Ptilotus cv. Little Princess plants were subjected to either cool or warm temperature regimes and to UVC stress. Betacyanin content increased in response to cool (22/12 °C) temperature stress without the UVC irradiation. With the addition of UVC (2.7, 4.0 and 5.3 kJ m-2), betacyanin content increased by ~ 2 fold. A similar phenomenon has been observed from anthocyanin pigment research in response to cool or UV radiation. Extrapolating, it is plausible that betalains may have a physiological role in protecting the plants against harmful active oxygen species, such as hydrogen peroxide (H2O2) or singlet oxygen (O2). DOD gene expression and DOPA oxidase activity showed no correlation with betalain content. Alternatively, it is possible that another DOD homologue is involved in betalain synthesis, similar to that recently found in B. vulgaris (Hatlestad et al., 2012). The time-course analysis of DOD expression showed a maximum expression at 8 h post cool-stress treatment, this being ca. 7.5-fold higher compared to the control treatment. Similarly, there was a ca. 7.5-fold increase in DOD expression 2 h after commencing the cool temperature regime and with UVC irradiation (5.3 kJ m-2).

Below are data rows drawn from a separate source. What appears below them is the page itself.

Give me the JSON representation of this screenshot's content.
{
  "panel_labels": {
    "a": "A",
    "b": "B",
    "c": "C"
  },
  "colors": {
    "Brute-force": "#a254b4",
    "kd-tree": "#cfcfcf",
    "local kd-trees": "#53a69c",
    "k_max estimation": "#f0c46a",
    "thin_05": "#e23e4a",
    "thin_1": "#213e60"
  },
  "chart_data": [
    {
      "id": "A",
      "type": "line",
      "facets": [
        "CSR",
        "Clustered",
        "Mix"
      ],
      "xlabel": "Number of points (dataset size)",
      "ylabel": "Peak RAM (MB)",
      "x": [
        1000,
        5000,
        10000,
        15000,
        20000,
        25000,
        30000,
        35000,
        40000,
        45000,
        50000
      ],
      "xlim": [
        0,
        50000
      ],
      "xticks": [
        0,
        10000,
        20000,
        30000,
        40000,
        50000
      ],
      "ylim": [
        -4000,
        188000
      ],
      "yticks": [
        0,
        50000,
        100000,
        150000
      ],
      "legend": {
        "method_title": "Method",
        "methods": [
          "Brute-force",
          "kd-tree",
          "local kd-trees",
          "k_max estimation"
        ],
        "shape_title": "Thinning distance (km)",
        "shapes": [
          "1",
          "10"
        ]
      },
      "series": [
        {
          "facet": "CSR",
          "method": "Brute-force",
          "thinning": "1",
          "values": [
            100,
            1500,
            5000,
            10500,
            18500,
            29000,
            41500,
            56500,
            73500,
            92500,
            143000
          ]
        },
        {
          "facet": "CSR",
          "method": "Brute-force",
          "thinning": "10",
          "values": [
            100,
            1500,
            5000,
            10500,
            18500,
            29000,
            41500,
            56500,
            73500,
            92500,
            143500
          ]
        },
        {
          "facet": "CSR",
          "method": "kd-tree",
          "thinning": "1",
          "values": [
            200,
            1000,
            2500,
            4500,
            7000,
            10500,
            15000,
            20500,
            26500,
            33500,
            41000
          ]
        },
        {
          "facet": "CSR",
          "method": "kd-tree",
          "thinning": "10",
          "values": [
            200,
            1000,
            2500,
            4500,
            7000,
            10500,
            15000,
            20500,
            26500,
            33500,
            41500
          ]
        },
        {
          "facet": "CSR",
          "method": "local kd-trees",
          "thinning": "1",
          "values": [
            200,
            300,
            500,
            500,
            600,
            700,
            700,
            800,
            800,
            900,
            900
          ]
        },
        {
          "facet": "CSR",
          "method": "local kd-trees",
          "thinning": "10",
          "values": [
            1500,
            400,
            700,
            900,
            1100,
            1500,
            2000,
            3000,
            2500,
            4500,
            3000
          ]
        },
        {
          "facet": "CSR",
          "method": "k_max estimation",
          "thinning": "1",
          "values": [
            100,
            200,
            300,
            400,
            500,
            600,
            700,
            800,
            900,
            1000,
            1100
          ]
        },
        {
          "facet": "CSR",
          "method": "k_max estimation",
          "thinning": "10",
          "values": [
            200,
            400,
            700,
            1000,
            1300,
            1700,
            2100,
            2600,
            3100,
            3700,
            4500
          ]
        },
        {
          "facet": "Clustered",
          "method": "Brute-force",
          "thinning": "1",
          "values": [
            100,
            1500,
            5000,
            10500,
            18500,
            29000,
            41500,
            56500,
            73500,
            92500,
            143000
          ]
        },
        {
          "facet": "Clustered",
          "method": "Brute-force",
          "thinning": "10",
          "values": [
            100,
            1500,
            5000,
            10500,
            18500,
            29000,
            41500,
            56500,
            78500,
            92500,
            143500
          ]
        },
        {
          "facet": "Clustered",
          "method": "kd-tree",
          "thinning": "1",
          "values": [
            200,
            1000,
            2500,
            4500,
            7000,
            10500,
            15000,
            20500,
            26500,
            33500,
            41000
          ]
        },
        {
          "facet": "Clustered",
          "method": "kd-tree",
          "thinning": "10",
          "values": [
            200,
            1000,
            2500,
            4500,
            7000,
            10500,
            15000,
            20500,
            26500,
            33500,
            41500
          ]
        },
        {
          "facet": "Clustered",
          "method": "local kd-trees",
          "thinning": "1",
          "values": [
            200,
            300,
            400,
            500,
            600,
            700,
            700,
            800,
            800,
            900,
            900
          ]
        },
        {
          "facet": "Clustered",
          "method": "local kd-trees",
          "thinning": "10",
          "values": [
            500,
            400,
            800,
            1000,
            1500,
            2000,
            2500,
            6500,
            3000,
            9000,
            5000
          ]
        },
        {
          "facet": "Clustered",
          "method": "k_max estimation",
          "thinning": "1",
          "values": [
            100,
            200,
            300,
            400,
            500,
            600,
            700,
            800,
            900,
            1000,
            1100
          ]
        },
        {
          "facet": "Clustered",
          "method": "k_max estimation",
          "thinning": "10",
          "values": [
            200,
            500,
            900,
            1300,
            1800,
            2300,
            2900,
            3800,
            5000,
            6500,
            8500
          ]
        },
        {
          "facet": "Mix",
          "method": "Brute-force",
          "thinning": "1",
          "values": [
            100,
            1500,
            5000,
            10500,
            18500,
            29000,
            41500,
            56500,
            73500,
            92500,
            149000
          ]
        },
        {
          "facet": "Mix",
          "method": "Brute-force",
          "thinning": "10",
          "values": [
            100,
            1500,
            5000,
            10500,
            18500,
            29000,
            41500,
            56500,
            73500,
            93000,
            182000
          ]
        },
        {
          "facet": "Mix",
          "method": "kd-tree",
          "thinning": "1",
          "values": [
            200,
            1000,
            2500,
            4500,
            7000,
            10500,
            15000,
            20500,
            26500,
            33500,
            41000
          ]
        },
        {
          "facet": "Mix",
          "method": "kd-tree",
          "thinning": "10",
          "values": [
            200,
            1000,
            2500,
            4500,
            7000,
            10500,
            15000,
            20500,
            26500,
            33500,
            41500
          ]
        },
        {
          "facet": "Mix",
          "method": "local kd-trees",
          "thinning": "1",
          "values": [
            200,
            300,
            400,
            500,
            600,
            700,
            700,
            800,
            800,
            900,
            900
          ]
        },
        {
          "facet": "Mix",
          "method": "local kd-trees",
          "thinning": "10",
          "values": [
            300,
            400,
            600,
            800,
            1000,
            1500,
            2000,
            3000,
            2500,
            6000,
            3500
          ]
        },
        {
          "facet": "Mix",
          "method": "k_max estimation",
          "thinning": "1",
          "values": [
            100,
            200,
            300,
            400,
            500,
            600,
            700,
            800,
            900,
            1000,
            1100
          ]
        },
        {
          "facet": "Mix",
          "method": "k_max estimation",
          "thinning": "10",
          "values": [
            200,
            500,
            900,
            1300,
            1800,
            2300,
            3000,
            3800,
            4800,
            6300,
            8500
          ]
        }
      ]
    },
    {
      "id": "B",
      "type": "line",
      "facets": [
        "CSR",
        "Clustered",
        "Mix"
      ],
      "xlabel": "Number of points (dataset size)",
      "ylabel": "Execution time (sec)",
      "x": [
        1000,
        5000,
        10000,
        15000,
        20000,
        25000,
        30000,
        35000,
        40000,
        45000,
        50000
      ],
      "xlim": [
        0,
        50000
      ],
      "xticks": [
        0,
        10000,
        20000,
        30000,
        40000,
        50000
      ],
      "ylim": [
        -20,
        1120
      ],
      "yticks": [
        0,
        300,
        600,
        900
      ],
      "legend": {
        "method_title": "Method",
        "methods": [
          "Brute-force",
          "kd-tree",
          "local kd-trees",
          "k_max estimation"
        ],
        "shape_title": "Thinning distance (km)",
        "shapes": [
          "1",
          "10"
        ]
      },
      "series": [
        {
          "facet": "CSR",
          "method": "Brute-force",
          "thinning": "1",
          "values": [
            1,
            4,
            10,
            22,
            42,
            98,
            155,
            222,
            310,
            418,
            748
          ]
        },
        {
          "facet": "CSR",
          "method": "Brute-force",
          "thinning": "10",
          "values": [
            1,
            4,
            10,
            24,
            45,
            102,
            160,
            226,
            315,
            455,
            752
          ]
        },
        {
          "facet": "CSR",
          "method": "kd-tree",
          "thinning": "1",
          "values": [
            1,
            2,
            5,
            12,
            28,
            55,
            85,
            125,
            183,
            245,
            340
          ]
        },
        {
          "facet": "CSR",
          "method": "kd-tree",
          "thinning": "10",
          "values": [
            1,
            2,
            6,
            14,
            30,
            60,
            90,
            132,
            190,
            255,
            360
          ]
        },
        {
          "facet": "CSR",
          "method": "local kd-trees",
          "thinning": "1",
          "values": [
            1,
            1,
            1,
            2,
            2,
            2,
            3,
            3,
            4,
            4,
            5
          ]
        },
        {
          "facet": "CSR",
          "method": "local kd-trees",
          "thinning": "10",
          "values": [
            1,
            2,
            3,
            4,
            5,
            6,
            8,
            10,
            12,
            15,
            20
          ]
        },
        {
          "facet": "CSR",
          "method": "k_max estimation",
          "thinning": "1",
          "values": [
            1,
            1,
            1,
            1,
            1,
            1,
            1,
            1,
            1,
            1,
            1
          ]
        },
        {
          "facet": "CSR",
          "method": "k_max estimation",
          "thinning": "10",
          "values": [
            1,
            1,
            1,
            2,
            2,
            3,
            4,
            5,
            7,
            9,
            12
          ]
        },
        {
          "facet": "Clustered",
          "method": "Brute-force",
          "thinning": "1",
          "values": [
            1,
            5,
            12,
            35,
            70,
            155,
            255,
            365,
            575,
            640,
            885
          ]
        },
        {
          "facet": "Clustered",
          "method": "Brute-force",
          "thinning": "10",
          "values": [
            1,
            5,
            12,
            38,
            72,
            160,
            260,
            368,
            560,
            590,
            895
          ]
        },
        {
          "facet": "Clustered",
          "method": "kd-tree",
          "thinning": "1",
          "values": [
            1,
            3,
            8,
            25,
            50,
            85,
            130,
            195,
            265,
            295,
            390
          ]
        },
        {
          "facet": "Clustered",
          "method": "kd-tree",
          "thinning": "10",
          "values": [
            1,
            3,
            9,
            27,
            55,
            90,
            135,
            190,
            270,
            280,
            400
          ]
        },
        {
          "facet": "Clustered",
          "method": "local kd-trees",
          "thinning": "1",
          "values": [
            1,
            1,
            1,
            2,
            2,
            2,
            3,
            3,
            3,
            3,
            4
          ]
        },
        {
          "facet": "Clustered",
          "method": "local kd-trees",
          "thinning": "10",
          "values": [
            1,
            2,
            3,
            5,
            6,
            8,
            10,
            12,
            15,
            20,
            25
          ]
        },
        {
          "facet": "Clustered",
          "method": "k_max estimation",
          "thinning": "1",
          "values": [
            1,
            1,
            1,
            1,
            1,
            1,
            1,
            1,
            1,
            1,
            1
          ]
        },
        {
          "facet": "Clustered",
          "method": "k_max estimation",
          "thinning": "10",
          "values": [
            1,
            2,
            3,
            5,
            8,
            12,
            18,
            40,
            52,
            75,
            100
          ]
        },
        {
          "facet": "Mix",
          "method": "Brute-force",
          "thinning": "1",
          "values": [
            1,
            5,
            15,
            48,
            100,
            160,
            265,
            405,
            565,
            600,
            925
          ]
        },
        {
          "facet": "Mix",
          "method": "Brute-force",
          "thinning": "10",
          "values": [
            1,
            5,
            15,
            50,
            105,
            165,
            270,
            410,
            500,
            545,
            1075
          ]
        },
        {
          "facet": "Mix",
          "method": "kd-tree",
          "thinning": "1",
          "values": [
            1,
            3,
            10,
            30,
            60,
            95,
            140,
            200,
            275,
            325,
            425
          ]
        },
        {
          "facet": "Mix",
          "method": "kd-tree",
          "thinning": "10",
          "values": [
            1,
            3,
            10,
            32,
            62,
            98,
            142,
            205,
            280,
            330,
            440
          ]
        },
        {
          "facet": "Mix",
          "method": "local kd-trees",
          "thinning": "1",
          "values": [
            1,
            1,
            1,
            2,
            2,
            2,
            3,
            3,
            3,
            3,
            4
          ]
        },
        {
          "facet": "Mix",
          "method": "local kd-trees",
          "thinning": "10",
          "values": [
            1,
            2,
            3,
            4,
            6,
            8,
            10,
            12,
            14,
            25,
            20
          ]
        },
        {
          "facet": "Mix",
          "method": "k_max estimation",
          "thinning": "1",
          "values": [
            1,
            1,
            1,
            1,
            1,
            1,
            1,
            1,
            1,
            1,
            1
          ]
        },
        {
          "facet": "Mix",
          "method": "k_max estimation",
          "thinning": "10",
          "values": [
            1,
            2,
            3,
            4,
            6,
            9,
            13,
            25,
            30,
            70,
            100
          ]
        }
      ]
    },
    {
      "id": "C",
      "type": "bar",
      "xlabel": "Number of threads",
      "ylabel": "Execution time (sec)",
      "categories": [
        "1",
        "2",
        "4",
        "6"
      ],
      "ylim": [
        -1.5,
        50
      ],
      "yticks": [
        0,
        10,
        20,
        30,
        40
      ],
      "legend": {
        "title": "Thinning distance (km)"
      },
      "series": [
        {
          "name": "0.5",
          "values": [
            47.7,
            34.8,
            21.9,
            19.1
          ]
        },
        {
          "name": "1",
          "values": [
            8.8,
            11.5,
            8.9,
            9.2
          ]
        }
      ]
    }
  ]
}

Protein sequence of DOD from green leaf tissue of Ptilotus cv. Little Princess revealed amino acid polymorphisms at the fourth and fifth positions of the conserved H-P-(S/A)-(N/D)-x-T-P catalytic motif when compared to the DOD homologues of other betalain containing plants. Ptilotus DOD had amino acids Asn and Gly substituting Asp or Glu, which are normally observed at the fourth and fifth positions of the functional DOD’s. To test the functionality of the Ptilotus DOD, transient expression was performed on white onion tissues with DOPA substrate feeding. The biolistic experiment revealed multi-cell brown coloured foci and a single pale yellow coloured cell, in contrast to the expected yellow multi-cell foci. It is possible that the brown cells may be a byproduct of betaxanthin degradation whereas the pale yellow colour might represent formation of an unknown intermediate compound instead of betalamic acid. These observations suggest that while the Ptilotus DOD has DOPA cleavage activity, but it may not necessarily be involved in betalain synthesis. Further examination of the brown and pale yellow phenotype through HPLC is suggested.
In short, this thesis makes an important contribution to new knowledge on the regulation of betalain synthesis in flowers and stressed vegetative tissues using Ptilotus as a novel plant model. The findings demonstrate that DOD and DOPA oxidase may not be the key players of the betalain biosynthesis pathway and suggest involvement of a putative TH gene in the first step of the pathway.